Water Tower Campus had a different pantry in Baumhart Hall, according to Maher Sheahan.
Maher Sheahan said the office conducted a national health survey during the pandemic showing a substantial level of low-to-medium food insecurity among students, which demonstrated need and enabled the opening of Iggy’s Cupboard in October 2022. She said Damen’s previous food assistance service had the same name, which the office decided to keep for the pantry.
Rosales-Rodriguez said Iggy’s Cupboard was relocated to accommodate the new system of swipe access in which students scan their ID for security reasons and data collection on the number of students utilizing the space.
The data collection allows them to provide information such as student feedback showing the type and level of need often requested by nonprofit organizations to demonstrate food insecurity on campus, Rosales-Rodriguez said.

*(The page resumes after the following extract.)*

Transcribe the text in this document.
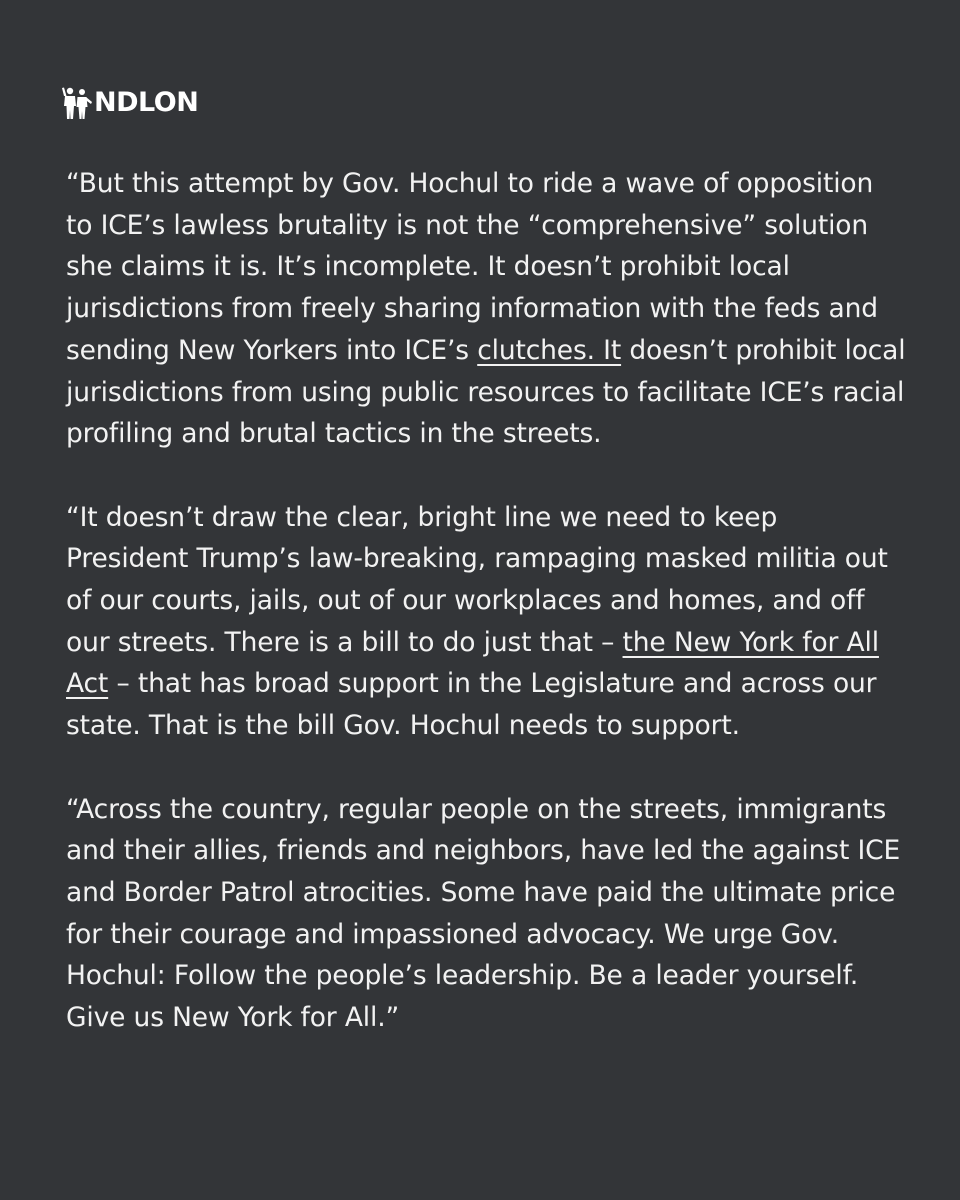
NDLON

“But this attempt by Gov. Hochul to ride a wave of opposition to ICE’s lawless brutality is not the “comprehensive” solution she claims it is. It’s incomplete. It doesn’t prohibit local jurisdictions from freely sharing information with the feds and sending New Yorkers into ICE’s clutches. It doesn’t prohibit local jurisdictions from using public resources to facilitate ICE’s racial profiling and brutal tactics in the streets.

“It doesn’t draw the clear, bright line we need to keep President Trump’s law-breaking, rampaging masked militia out of our courts, jails, out of our workplaces and homes, and off our streets. There is a bill to do just that – the New York for All Act – that has broad support in the Legislature and across our state. That is the bill Gov. Hochul needs to support.

“Across the country, regular people on the streets, immigrants and their allies, friends and neighbors, have led the against ICE and Border Patrol atrocities. Some have paid the ultimate price for their courage and impassioned advocacy. We urge Gov. Hochul: Follow the people’s leadership. Be a leader yourself. Give us New York for All.”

She said the dean’s office hopes to establish partnerships next year to provide a more sustainable donation stream for Iggy’s Cupboard with organizations such as Greater Chicago Food Depository, which will be possible after more data is collected.
The dean’s office and its pantries are part of Loyola’s CURA Network, which helps students find support on issues including food insecurity, behavioral and care-related concerns, and academic advising, according to Rosales-Rodriguez.

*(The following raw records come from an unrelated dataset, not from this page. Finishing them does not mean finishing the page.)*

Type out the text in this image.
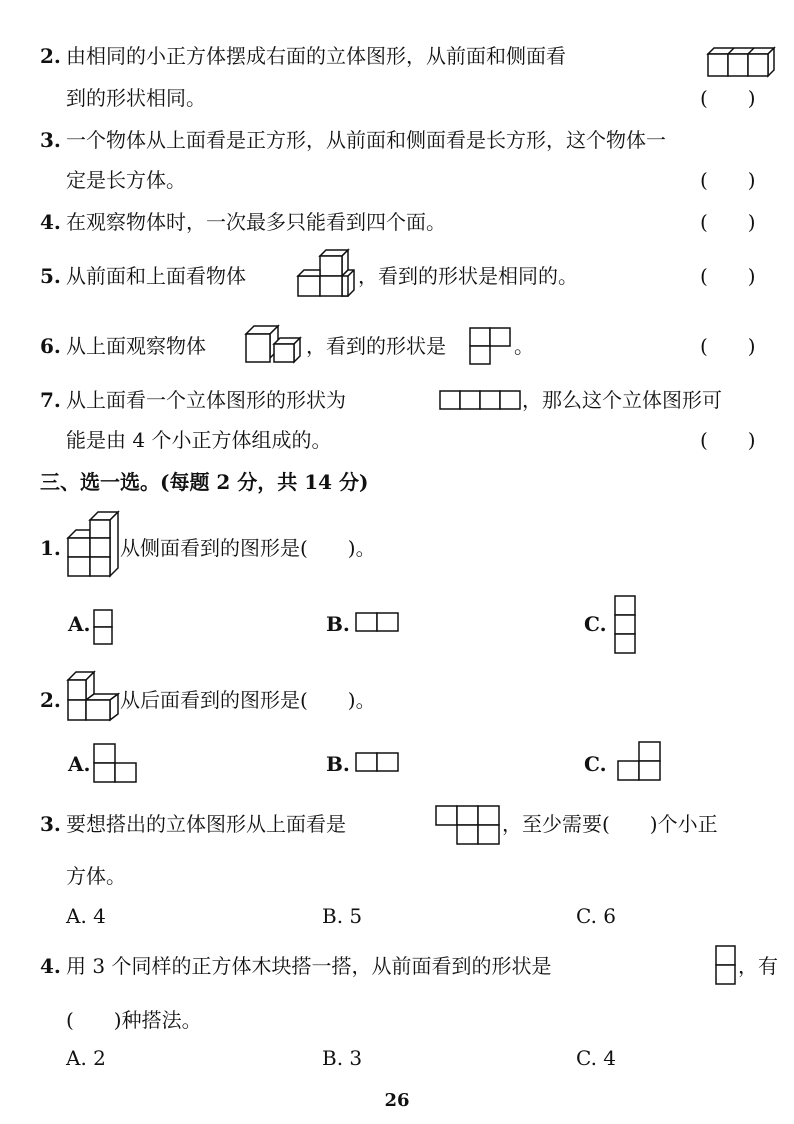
2. 由相同的小正方体摆成右面的立体图形，从前面和侧面看
到的形状相同。	(　　)
3. 一个物体从上面看是正方形，从前面和侧面看是长方形，这个物体一
定是长方体。	(　　)
4. 在观察物体时，一次最多只能看到四个面。	(　　)
5. 从前面和上面看物体	，看到的形状是相同的。	(　　)
6. 从上面观察物体	，看到的形状是	。	(　　)
7. 从上面看一个立体图形的形状为	，那么这个立体图形可
能是由 4 个小正方体组成的。	(　　)
三、选一选。(每题 2 分，共 14 分)
1.	从侧面看到的图形是(　　)。
A.	B.	C.
2.	从后面看到的图形是(　　)。
A.	B.	C.
3. 要想搭出的立体图形从上面看是	，至少需要(　　)个小正
方体。
A. 4	B. 5	C. 6
4. 用 3 个同样的正方体木块搭一搭，从前面看到的形状是	，有
(　　)种搭法。
A. 2	B. 3	C. 4
26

Through the nonprofit group Swipe Out Hunger, the office partners with its counterparts at nearby universities such as DePaul University and the University of Illinois Chicago to exchange information on their pantries and ideas on how to improve their operations, according to Maher Sheahan.
Rosales-Rodriguez said she finds her work with the pantries especially fulfilling as the issue of hunger receives increasing focus in institutions of higher education.
“When I reflect on the various roles that I’ve had over the years, I think that working with students that might be experiencing basic needs while they’re navigating their time at university is definitely the most rewarding of my experiences working with students,” Rosales-Rodriguez said.
Maher Sheahan said her long-term goal is to establish a broader basic needs hub in conjunction with the pantries where students can receive additional resources such as toiletries and rent clothes for job interviews. However, she said her immediate focus is to continue data collection so the pantries can run almost exclusively on partnerships with local groups and donations.
“When there are small things that we can do collectively they are so much more impactful,” Maher Sheahan said. “It’s creating this whole community that’s taking care of one another. It’s been really fulfilling work and really important work, and we truly do not want our students to be hungry.”